In Aspen, a small Hard Rock Cafe closed last month after 10 years, but the company said it hopes to find a newer, larger space that can accommodate a new bent toward live music acts.
Despite other restaurants' troubles, new themes and game plans keep emerging--each restaurateur confident his idea and menu will win with customers, parents and kids alike. Several new concepts have landed in Denver this year or plan 2001 openings.
Holoworld Cafe, with a 40-foot-high erupting volcano, spaceship and aliens, opened two months ago. Owner Sydney Haider, based in California, said the response has been tremendous.
"We achieved about 50 percent of our goal for traffic counts in the very first month and we know this is the slow part of the year," he said.
The restaurant, promoted by actor Gary Coleman, plans to expand into New York and Los Angeles next year. Other leases are being negotiated.
The alien theme comes from a story Haider wrote about the history of the planet, he said.
"Holo is the name of the alien that is basically narrating the story of our planet back to us--why were the pyramids built, Stonehenge built, what is Area 51 in Nevada," Haider said.
He wanted to build a restaurant that would please kids and adults, noting that sports bars often alienate kids, while parents dread trips to the noisy and crowded pizza parlors.
Theme restaurants Jillian's Entertainment and ESPN Zone plan to open downtown next year, where they will compete for entertainment dollars with Hard Rock Café, Cafe Odyssey at the Denver Pavilions and House of Blues, which is coming soon. And rumor has it the embattled Planet Hollywood again is eyeing the Denver area.
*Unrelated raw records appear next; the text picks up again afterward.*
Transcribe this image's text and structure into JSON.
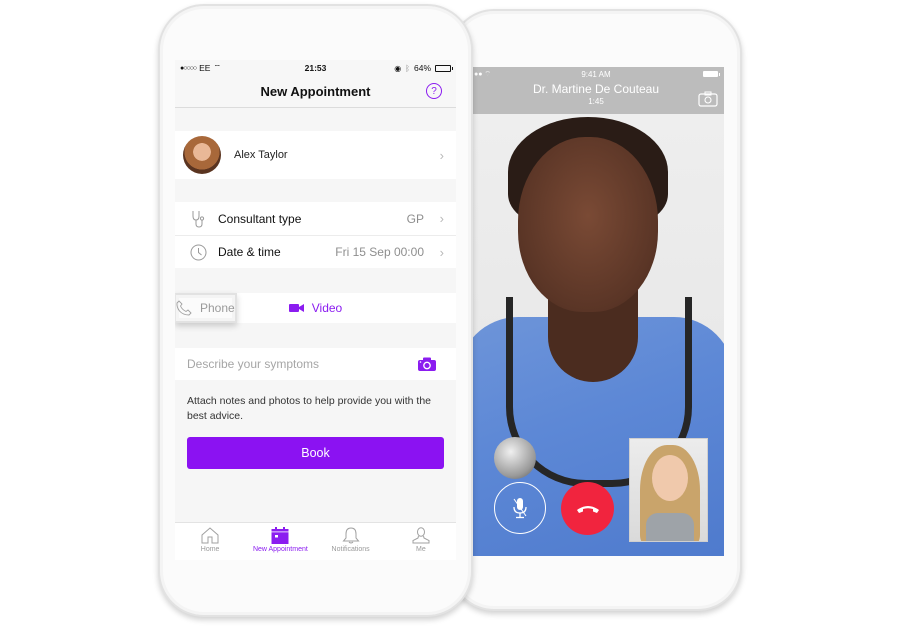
{
  "left_phone": {
    "status_bar": {
      "signal": "●○○○○",
      "carrier": "EE",
      "time": "21:53",
      "battery_percent": "64%",
      "battery_level": 0.64
    },
    "nav": {
      "title": "New Appointment",
      "help_icon": "?"
    },
    "profile": {
      "name": "Alex Taylor"
    },
    "settings": [
      {
        "icon": "stethoscope-icon",
        "label": "Consultant type",
        "value": "GP"
      },
      {
        "icon": "clock-icon",
        "label": "Date & time",
        "value": "Fri 15 Sep 00:00"
      }
    ],
    "modes": [
      {
        "icon": "video-camera-icon",
        "label": "Video",
        "active": true
      },
      {
        "icon": "phone-icon",
        "label": "Phone",
        "active": false
      }
    ],
    "symptoms": {
      "placeholder": "Describe your symptoms",
      "value": ""
    },
    "hint": "Attach notes and photos to help provide you with the best advice.",
    "book_label": "Book",
    "tabs": [
      {
        "icon": "home-icon",
        "label": "Home",
        "active": false
      },
      {
        "icon": "calendar-icon",
        "label": "New Appointment",
        "active": true
      },
      {
        "icon": "bell-icon",
        "label": "Notifications",
        "active": false
      },
      {
        "icon": "person-icon",
        "label": "Me",
        "active": false
      }
    ],
    "accent_color": "#8b12f2"
  },
  "right_phone": {
    "status_bar": {
      "time": "9:41 AM"
    },
    "call": {
      "doctor_name": "Dr. Martine De Couteau",
      "duration": "1:45"
    },
    "end_call_color": "#f1243e"
  }
}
The Aspen Planet Hollywood operated four years before closing in 1998. The company went bankrupt a year later and killed plans for a downtown Denver location. Planet Hollywood emerged from bankruptcy in the fall. It has a restaurant in downtown Seattle.
The motion-picture-themed restaurant, originally promoted by celebrities Arnold Schwarzenegger, Bruce Willis and Sylvester Stallone, lost money after growing too fast and building in towns too small for the concept.
"They just expanded too fast," said Landry chief financial officer Paul West. "Some of the mistakes they've made have to get resolved."
Landry's will close some mall locations while it revamps the larger Rainforest Cafes in "icon" locations--places like Disney World--that overflow with tourists.
The Landry chain also includes Landry's Seafood House and Joe's Crab Shack.
Allan Hickok, a restaurant analyst with U.S. Bancorp Piper Jaffray in Minneapolis, said Landry's focus on high-traffic locations is a smart one.
"Landry's is a professional organization that knows how to operate restaurants. I think they can probably make a go of that," he said. Rainforest Cafe raced to Denver in 1998, along with Hard Rock Cafe and Dave and Buster's, which this summer opened a second location in Westminster.